Erdoğan welcomes company's projects in Turkey, Hyperloop CEO says

DOGAN NEWS AGENCY
ISTANBUL
Published

Hyperloop Transportation Technologies (HTT) CEO Dirk Ahlborn said he met with President Recep Tayyip Erdoğan twice, adding that the Turkish president leaned toward and supported the possible cooperation.

Ahlborn, who announced Hyperloop, a revolutionary system technology that reaches 1,000 km per hour in a low-pressure tube and produces its own energy, for the first time in the world spoke to Doğan News Agency (DHA) during the Future of the Smart Cities Summit which he attended as the keynote speaker.

Ahlborn, who met with Deputy Minister of Science, Industry and Technology Associate Professor Hasan Ali Çelik at the summit, said with Hyperloop technology, the distance between Istanbul and Ankara could be traveled in less than 40 minutes.

"If you can go to Ankara in less than 40 minutes, would you fly?" Ahlborn said, underlining the fact that they are not competing with airlines, but working with them all over the world.

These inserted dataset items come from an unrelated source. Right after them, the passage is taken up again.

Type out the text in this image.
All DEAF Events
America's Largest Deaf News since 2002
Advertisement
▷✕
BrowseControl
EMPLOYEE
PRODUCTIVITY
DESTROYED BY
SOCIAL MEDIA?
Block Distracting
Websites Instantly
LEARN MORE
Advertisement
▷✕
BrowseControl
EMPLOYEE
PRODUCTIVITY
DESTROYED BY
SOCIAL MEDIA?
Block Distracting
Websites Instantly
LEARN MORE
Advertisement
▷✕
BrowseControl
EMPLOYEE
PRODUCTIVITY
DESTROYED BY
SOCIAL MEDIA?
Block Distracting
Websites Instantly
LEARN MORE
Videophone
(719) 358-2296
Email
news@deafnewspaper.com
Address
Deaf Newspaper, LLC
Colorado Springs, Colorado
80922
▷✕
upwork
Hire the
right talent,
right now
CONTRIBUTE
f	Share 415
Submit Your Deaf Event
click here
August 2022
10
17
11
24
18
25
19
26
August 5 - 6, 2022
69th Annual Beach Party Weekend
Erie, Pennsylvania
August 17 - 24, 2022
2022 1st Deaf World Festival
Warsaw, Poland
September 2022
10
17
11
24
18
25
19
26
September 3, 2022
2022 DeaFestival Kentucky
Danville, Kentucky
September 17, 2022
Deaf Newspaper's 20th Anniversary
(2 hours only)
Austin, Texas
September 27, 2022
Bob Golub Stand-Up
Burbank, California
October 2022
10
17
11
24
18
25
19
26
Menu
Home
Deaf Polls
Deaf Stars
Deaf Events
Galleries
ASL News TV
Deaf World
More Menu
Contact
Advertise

Ahlborn said there were projects tried even in the 1800s, but that all these mobility projects were unsuccessful because they were tied to a single government and company.

"Now we have created an ecosystem today. We do not just say ‘we produce, you purchase,' we are creating an ecosystem," Ahlborn said. "We are changing the mobility in collaboration with both supplier companies and governments."

Recalling that he talked to Russian President Vladimir Putin and German Chancellor Angela Merkel, and met with Turkish President Recep Tayyip Erdoğan twice, Ahlborn said they all support Hyperloop technology and the radical change of mobility.

"We have created a movement. This issue is not related to a tube that goes fast from point A to point B. We are also interested in the process of reaching the station," the Hyperloop CEO continued, adding that he got a chance to present the project to Erdoğan in Washington and that the Turkish president leaned toward the project.

"We need more time to commercialize this technology," Ahlborn, the CEO of the company which plans to carry the first passenger within three years, said. "We will set up our R&D [research and development] center and launch the first commercial product. At this point, our work continues for the Turkish government to make the necessary arrangements. Our aim is to commercialize the system."